誰の声も無の向こう
エニシュティ
どすん! 俺は目を覚ました。なんて眠いんだ。ここはどこだ。
そうだ、ここは大陸の森のなかだ。俺は戦士で、冒険の途中なのだ。みんなどこにいったんだろう?
疲れ果てた俺は泉の水で深呼吸、これでいい、なにからなにまですかっとする感じ。これこそ旅の醍醐味だ。

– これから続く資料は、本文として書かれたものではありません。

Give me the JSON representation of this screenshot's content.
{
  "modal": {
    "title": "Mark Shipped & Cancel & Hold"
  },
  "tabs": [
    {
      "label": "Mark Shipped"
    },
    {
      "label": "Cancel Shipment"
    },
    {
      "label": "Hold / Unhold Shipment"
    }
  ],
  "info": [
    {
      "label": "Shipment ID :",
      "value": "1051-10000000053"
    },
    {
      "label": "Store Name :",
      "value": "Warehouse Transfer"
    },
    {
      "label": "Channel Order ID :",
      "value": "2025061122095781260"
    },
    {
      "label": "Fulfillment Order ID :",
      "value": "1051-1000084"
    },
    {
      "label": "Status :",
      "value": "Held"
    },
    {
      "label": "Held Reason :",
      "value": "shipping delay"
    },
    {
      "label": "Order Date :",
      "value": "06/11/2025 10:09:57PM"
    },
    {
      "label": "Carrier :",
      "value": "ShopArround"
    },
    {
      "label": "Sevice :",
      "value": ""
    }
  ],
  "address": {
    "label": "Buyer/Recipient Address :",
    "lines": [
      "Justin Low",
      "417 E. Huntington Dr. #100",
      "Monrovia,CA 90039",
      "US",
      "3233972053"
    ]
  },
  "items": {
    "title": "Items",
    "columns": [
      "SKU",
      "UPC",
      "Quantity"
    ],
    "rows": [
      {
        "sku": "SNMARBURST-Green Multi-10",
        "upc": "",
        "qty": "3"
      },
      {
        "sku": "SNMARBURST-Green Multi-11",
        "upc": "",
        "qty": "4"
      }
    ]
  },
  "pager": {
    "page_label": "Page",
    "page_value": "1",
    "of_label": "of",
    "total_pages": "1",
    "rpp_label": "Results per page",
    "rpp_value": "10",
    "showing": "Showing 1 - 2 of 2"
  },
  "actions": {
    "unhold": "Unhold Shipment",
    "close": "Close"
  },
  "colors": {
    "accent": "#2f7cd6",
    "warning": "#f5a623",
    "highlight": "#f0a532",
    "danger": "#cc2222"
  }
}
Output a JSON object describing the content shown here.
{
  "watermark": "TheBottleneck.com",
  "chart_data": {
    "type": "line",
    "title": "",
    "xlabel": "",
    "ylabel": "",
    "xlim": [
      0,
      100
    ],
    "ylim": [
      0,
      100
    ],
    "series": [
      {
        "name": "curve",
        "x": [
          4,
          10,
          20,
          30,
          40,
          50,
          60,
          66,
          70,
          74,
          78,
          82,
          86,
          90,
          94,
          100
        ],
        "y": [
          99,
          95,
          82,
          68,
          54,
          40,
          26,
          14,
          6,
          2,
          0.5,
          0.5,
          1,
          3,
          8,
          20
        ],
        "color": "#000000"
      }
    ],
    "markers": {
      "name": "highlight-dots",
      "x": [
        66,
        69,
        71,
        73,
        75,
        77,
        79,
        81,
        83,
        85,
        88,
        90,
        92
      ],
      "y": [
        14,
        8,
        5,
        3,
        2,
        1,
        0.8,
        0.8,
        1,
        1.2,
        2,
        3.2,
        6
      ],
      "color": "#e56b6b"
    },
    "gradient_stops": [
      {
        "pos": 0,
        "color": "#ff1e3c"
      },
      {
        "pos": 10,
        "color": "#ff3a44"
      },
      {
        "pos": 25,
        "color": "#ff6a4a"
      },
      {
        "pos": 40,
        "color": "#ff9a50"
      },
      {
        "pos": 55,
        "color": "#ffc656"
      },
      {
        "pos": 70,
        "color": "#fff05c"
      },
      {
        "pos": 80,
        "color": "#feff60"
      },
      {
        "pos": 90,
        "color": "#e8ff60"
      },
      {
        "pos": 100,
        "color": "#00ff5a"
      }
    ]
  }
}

魔物が出てきたからすぱっと倒した。これで路銀もゲットだ。問題はない。
俺は伝説の剣エニシュティを持ってる。それは護符にもなっていて、魔物を滅多に寄りつけない。近づかれたってこの切れ味ならばっちりだ。
そんな俺でも眠気には勝てない。参ったな。
「おいエルフ、金をくれ」
「いいよ」
小エルフから金をせびり、それを大事にしまう。他人の金でメシを喰うことほど美味いものはない。俺はとにかく町へいこうと思った。それが一番の不可欠だ。
のんびりと牧歌を聞きながら森を進む。
薄暗いダンジョンに風の音がする。今日は晴れだ。いい天気だ。木漏れ日がとても気持ちいい。
静かに暮らしたかった俺が冒険の旅だなんて。宿命とはいえ因果なものだ。
とりあえず町へ出たら宿で泊まる。それまで頑張ろう。